Lo spread risale, banche e borse sono sotto attacco e chi dovrebbe lanciare ciambelle di salvataggio trascura l’economia reale. Allora Pasquale Natuzzi, leader del divano made in Italy (486 milioni di ricavi nel 2011, il 90 per cento all’estero, quasi 1.000 negozi nel mondo), prova a rimescolare le carte: «Se le priorità della politica sono altre, toccherà a noi imprenditori inventarci qualcosa».

Cosa ha in mente?

Penso a un’iniziativa che coinvolga produttori, associazioni di categoria, sindacati, enti locali: busserò a tutte le porte.

Per dire cosa?

Che il mercato è fermo, per cui l’occupazione e la redditività potrebbero ridursi ancora. Che abbiamo comunque carte importanti da giocarci in aree come i Brics, l’America che è già in ripresa e il Medio Oriente. Che però ce la faremo solo se il made in Italy sopravviverà.

Chi lo sta uccidendo?

Gli stessi grandi nomi che lo esibiscono come sinonimo di qualità, ma poi ricorrono a pratiche poco limpide.

Si riferisce alla sentenza del Tribunale di Forlì che ha condannato quattro produttori italiani di divani, riconoscendone la correità con i subfornitori cinesi colpevoli di avere violato le norme di sicurezza sul lavoro?

Finalmente si individua non solo nei terzisti scorretti ma anche nei loro committenti il volano dell’illegalità. Ma di casi come questo ne esistono a decine, anche qui, nel distretto dell’imbottito di Matera.

Con quale risultato?

Una corsa al ribasso che taglia fuori dal mercato gli onesti. Ci perdono le aziende, perché è illusorio cercare di resistere alla crisi solo delocalizzando e sfruttando: i buyer stranieri se ne accorgono. E ci perdono i lavoratori.

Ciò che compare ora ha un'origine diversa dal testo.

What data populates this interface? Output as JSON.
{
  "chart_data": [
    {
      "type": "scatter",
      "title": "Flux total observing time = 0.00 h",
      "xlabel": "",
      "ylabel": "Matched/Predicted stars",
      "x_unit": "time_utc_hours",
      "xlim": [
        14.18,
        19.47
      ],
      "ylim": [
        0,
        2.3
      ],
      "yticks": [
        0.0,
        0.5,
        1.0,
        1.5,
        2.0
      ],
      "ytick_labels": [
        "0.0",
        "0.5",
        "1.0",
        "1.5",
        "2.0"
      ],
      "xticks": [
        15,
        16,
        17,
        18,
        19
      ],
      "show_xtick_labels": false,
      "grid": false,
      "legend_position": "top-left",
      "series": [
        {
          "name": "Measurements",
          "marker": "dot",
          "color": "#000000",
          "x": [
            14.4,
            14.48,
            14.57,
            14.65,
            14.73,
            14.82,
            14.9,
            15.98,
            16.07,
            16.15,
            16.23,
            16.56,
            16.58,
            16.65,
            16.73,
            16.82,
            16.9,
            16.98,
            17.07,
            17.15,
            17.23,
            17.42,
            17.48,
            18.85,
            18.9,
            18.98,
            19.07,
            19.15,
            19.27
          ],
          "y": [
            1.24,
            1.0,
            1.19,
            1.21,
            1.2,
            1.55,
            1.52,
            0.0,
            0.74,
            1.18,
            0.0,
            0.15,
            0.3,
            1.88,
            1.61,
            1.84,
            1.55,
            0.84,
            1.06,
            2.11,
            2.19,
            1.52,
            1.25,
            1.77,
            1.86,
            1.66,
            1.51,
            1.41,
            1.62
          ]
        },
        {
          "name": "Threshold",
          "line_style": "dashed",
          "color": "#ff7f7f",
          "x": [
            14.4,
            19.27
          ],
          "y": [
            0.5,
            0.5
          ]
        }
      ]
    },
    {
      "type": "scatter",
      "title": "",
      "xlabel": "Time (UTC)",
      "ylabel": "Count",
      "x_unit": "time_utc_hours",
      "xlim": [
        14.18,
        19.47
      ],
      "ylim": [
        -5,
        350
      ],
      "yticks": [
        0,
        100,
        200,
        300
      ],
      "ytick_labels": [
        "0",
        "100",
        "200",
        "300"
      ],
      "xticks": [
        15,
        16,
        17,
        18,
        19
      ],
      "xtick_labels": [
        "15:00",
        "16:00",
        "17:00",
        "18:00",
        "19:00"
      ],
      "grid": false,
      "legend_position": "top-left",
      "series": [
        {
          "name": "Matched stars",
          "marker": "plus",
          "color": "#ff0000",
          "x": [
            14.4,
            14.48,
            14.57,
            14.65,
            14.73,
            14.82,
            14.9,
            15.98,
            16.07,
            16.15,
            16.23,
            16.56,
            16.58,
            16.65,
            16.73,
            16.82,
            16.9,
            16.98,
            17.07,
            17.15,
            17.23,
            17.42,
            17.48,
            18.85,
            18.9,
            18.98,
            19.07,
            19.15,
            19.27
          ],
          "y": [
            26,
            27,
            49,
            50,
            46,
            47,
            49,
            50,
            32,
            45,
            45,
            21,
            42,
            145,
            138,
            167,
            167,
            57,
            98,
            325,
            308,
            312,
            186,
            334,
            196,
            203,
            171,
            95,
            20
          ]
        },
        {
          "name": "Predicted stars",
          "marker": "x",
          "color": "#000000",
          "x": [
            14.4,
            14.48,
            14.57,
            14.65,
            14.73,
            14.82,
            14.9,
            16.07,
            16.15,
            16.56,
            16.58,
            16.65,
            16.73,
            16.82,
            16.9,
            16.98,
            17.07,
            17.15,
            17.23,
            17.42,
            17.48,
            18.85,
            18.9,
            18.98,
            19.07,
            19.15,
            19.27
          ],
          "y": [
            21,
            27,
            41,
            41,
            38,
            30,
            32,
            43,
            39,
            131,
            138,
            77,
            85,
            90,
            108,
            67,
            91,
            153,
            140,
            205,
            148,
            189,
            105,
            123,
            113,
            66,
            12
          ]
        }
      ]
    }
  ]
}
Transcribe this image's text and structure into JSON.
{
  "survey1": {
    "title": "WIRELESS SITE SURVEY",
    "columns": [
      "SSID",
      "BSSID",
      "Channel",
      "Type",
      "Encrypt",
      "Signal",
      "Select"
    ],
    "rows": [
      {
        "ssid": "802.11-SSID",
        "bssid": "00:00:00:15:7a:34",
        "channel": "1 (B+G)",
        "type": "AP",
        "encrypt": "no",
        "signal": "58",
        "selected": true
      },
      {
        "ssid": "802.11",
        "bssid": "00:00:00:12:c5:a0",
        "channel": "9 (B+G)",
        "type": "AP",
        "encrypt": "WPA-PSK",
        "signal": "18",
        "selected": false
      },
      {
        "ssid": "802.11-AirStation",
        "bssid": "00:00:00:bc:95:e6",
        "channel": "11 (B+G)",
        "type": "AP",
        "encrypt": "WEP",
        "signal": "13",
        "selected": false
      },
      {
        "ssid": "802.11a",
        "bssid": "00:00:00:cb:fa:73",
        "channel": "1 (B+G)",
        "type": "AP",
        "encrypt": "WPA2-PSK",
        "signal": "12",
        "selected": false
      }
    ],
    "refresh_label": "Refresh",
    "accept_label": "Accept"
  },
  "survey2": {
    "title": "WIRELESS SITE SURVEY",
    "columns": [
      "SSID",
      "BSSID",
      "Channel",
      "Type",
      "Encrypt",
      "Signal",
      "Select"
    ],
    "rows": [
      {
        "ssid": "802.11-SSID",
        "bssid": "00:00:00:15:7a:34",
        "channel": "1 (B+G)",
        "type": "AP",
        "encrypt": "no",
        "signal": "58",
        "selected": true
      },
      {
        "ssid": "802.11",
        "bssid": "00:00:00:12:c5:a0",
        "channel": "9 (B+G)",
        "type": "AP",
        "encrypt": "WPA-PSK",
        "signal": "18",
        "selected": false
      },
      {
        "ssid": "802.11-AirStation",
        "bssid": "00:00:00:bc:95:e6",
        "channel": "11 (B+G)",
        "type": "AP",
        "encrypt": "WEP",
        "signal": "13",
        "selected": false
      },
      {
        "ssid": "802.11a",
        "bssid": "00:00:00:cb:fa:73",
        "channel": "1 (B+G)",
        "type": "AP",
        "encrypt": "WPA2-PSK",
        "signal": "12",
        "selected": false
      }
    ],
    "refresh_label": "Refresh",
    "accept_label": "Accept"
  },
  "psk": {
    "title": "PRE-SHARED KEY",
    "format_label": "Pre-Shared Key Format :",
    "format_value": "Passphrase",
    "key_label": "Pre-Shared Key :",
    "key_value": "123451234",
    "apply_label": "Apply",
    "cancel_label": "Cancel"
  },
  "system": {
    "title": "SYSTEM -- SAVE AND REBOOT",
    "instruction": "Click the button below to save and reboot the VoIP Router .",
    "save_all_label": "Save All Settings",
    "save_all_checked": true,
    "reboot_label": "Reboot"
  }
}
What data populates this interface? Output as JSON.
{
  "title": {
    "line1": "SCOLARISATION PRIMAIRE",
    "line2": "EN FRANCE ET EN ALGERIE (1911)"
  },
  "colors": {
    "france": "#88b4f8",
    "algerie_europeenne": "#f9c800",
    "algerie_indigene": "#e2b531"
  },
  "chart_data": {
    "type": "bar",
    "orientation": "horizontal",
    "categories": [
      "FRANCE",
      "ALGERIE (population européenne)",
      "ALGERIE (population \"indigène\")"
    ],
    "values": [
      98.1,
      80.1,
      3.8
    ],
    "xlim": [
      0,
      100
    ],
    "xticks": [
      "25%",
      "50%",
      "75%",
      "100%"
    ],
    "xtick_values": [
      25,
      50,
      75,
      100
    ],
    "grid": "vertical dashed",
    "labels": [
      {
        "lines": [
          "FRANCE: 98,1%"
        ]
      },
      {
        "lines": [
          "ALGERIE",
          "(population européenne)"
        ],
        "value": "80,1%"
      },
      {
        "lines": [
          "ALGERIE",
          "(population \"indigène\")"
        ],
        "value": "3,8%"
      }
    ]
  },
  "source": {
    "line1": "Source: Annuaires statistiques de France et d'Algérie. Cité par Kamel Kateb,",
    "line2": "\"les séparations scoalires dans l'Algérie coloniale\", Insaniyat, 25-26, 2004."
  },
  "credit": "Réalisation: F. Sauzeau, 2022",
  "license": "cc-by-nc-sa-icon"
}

Anche la Natuzzi, però, ha 2.400 persone in cassa integrazione, e fabbriche in Cina, Brasile e Romania.

Le produzioni straniere non sono spacciate per made in Italy e sono destinate al mercato locale. Negli impianti italiani produciamo la marca Natuzzi che risente della crisi europea, ma non ho mandato via i miei operai sostituendoli coi contoterzisti, come fa qualche mio illustre collega.

Affermazione pesante.

Basta incrociare prezzi, numero dei dipendenti e contratti per capire che i conti non tornano. Servirebbero regole certe sulla tracciabilità e controlli più seri. Purtoppo in tempi di spread questa non è una priorità della politica. E allora ci tocca contare solo su noi stessi.